If you like space and aviation history other good books in that category include Space Race by Deborah Cadbury, American Moonshot by Douglas Brinkley, The Aviators by Winston Groom and, of course, The Right Stuff by Tom Wolfe.
I liked Kurson’s writing so much that I followed Rocket Men with an earlier work, Shadow Divers, about deep sea wreck divers who discover a lost German World War II U-boat at the bottom of the Atlantic off the coast of New Jersey and spend years trying to figure out just which boat it is and who the crewmen were.
I tend not to read much fiction, but two books I enjoyed very much in addition to The Summer Before the War were The Cactus League by Emily Nemens and The Devil Takes One by Blue Mounds writer Dennis Chandler (the cover photo is taken by his friend, Madison restaurateur and man about town Christopher Berge). I came across Chandler’s short story collection because it was reviewed in Isthmus and Nemens' book came highly recommended by my old friend and voracious reader Denny Burke, a semi-retired defense lawyer.
This year I eschewed the New York Times Book Review because they review only new releases and because I find myself more and more disenchanted with their picks. The Cactus League was well reviewed by both the Times and Denny Burke, but I read it because Denny liked it. And The Devil Takes One, a self-published short story collection about middle aged men in the Midwest, will never find its way into the Times Book Review. It’s another reminder of why we need local journalism in general and Isthmus in particular.

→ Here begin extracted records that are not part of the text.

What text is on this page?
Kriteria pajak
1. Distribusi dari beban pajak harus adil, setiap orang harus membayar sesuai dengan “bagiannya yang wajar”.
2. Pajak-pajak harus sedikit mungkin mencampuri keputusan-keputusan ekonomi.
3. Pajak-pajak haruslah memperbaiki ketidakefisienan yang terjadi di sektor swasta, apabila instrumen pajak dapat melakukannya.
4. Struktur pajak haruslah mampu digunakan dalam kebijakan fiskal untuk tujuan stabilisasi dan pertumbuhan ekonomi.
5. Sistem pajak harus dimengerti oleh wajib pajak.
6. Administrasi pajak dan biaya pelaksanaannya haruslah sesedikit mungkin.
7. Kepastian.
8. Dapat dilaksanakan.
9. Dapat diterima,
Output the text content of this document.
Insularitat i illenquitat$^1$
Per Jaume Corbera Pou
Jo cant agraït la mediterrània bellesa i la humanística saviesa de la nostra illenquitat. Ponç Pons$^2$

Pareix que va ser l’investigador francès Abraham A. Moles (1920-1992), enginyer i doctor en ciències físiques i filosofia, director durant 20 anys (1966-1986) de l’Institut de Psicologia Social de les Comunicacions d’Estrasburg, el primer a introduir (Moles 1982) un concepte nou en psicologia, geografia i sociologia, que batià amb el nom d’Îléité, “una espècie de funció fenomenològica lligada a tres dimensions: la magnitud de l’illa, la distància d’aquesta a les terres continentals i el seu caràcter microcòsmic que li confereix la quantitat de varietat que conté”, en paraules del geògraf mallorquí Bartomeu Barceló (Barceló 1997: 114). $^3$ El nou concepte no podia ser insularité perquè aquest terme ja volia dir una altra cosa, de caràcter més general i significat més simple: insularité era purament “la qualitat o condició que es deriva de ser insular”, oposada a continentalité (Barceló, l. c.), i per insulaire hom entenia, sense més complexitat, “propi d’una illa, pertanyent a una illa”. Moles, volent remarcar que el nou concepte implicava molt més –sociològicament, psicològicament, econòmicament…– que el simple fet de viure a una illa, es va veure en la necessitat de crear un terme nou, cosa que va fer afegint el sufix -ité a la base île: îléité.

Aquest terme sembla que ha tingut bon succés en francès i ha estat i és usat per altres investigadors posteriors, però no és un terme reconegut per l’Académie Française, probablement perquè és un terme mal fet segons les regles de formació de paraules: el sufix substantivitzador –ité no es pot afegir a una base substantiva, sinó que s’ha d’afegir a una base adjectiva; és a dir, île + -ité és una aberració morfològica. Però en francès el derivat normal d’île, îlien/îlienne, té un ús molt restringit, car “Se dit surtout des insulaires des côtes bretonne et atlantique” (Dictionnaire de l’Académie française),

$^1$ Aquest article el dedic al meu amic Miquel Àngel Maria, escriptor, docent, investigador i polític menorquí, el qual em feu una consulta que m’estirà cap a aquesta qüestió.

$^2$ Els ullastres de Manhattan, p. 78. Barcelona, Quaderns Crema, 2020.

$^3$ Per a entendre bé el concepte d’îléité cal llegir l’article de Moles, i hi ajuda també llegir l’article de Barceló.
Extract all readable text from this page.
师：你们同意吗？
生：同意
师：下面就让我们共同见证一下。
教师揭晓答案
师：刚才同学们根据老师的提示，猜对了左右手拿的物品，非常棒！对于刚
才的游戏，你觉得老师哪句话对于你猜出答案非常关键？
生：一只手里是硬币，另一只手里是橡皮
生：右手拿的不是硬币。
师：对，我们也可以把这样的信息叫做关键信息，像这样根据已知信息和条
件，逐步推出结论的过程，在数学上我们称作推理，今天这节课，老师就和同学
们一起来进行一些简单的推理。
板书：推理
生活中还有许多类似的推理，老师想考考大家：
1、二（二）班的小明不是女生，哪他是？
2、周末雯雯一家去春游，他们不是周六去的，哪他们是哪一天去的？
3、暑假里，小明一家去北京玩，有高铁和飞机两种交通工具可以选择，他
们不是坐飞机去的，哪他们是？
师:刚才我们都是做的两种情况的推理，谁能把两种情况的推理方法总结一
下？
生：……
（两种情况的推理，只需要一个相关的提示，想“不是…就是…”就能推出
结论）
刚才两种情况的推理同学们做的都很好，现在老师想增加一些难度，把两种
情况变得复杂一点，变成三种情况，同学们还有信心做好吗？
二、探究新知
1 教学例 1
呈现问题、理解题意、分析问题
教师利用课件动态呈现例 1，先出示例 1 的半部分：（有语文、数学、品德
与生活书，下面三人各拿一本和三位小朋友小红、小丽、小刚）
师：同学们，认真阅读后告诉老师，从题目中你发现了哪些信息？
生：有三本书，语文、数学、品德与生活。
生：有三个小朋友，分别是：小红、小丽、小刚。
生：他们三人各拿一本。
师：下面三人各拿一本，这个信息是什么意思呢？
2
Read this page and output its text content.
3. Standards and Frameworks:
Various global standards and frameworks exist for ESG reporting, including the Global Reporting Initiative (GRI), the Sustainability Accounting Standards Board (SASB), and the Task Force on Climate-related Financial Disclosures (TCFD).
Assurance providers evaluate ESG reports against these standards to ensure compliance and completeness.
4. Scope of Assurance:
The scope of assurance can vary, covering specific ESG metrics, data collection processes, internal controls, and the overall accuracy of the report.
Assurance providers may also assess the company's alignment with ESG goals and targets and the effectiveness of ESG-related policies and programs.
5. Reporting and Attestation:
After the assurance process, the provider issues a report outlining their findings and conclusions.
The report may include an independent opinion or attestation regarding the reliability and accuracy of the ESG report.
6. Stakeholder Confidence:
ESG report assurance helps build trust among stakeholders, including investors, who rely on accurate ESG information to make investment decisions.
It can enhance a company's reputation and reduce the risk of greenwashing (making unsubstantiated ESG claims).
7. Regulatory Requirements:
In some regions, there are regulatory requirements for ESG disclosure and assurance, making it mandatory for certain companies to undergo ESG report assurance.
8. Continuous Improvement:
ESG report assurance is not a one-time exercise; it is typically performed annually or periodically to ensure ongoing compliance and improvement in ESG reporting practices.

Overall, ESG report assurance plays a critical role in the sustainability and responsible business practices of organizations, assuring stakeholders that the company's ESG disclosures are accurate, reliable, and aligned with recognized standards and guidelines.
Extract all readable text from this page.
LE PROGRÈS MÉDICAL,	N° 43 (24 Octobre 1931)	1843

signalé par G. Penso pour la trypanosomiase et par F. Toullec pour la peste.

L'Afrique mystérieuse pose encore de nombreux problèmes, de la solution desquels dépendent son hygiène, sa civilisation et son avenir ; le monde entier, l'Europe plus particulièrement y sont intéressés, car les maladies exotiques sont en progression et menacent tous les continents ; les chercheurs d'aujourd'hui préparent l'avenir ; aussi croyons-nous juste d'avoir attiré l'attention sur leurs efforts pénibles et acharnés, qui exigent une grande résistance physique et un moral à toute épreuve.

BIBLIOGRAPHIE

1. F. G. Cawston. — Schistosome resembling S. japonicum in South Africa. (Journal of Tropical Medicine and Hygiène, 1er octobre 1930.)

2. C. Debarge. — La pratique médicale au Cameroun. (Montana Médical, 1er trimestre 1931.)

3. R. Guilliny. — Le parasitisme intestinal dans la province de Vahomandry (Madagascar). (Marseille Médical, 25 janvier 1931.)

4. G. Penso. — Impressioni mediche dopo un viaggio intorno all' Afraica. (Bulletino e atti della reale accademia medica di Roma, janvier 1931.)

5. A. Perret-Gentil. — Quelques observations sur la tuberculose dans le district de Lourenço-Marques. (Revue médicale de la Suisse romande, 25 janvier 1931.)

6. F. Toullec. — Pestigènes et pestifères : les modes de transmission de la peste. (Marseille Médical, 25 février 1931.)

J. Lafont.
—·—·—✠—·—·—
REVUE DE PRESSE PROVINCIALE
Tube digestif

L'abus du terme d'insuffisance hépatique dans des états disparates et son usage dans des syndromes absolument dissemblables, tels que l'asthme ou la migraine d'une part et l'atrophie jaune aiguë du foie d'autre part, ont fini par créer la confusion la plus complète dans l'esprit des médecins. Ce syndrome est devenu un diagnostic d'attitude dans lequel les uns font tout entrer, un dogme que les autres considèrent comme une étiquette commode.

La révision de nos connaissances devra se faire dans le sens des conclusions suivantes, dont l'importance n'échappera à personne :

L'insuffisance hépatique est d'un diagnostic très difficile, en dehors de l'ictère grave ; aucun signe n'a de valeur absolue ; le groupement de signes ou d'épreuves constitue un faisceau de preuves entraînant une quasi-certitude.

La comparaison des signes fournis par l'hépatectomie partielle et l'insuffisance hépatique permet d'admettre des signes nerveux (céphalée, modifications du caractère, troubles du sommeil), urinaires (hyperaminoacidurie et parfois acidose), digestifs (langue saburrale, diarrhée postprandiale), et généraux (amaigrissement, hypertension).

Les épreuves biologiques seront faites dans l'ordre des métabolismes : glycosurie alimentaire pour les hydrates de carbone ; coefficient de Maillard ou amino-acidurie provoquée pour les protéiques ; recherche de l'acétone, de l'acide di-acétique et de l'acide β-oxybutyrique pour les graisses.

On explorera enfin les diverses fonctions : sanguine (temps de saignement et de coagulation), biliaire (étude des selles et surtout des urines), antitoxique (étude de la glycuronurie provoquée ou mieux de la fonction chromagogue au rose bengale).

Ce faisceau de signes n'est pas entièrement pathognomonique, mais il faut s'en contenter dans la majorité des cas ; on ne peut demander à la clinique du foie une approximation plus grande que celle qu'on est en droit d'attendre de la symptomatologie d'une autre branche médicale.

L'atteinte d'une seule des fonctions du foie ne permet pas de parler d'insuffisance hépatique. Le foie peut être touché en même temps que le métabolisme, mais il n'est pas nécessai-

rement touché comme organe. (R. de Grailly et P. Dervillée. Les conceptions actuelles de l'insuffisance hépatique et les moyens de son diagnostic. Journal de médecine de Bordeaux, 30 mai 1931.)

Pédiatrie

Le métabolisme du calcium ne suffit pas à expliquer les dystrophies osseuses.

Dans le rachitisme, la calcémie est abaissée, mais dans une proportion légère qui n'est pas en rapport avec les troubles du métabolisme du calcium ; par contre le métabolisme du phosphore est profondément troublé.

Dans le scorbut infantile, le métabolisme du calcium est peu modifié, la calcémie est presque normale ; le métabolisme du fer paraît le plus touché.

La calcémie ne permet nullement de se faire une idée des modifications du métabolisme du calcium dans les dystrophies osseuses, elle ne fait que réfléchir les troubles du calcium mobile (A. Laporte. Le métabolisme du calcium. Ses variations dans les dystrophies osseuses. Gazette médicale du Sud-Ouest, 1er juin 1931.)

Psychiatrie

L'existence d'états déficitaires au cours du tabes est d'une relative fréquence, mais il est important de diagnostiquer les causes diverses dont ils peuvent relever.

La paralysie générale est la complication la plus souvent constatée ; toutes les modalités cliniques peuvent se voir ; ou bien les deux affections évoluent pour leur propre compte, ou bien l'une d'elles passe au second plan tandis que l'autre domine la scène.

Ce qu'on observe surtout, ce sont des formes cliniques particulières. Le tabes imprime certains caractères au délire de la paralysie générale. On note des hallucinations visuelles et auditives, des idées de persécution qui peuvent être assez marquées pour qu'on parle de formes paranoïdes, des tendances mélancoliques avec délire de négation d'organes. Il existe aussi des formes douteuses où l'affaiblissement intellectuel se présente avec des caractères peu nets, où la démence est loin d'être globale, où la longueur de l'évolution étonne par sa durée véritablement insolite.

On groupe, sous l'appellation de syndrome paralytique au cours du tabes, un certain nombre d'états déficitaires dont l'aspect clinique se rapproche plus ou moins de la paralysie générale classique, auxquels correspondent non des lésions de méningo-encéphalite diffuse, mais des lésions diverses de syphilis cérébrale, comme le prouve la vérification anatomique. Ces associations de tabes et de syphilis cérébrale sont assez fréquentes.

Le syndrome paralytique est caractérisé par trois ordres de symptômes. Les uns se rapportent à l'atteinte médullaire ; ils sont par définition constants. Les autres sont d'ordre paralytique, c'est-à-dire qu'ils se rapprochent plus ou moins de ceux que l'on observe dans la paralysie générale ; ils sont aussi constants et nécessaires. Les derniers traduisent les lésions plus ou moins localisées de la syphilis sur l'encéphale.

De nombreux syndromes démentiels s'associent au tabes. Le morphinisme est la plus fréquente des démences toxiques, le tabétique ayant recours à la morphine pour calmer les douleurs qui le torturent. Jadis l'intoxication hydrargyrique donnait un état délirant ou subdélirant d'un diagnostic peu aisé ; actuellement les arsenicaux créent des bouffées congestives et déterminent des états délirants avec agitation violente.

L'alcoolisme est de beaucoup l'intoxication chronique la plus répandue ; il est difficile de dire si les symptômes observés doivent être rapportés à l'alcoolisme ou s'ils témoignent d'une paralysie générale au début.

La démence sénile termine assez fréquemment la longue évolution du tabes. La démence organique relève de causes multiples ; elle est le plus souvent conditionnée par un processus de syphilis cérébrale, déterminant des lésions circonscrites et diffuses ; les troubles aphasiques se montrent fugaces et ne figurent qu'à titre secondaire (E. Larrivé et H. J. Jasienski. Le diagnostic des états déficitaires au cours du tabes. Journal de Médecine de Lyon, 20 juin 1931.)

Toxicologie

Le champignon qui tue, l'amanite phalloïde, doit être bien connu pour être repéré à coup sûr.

My final recommendation is Furious Hours by Casey Cep. It’s three biographies woven together around a murder trial in a small Southern town. The subjects are the accused man who is a charismatic preacher, his lawyer who is a liberal in the conservative South, and a writer who shows up to write a book about the trial and who turns out to be Harper Lee. The whole book is good but what I liked most was the description of the lifelong relationship between Lee and Truman Capote. Lee served as a research assistant on Capote’s masterpiece In Cold Blood just as her own career exploded with To Kill a Mockingbird. Lee was a stickler for accuracy while Capote wasn’t going to let the facts get in the way of a good story.
That’s my A list for the year. Don’t let anything get in the way of your reading a good story in 2021 — but let’s hope there are a lot more distractions.
So, what was your favorite book of 2020?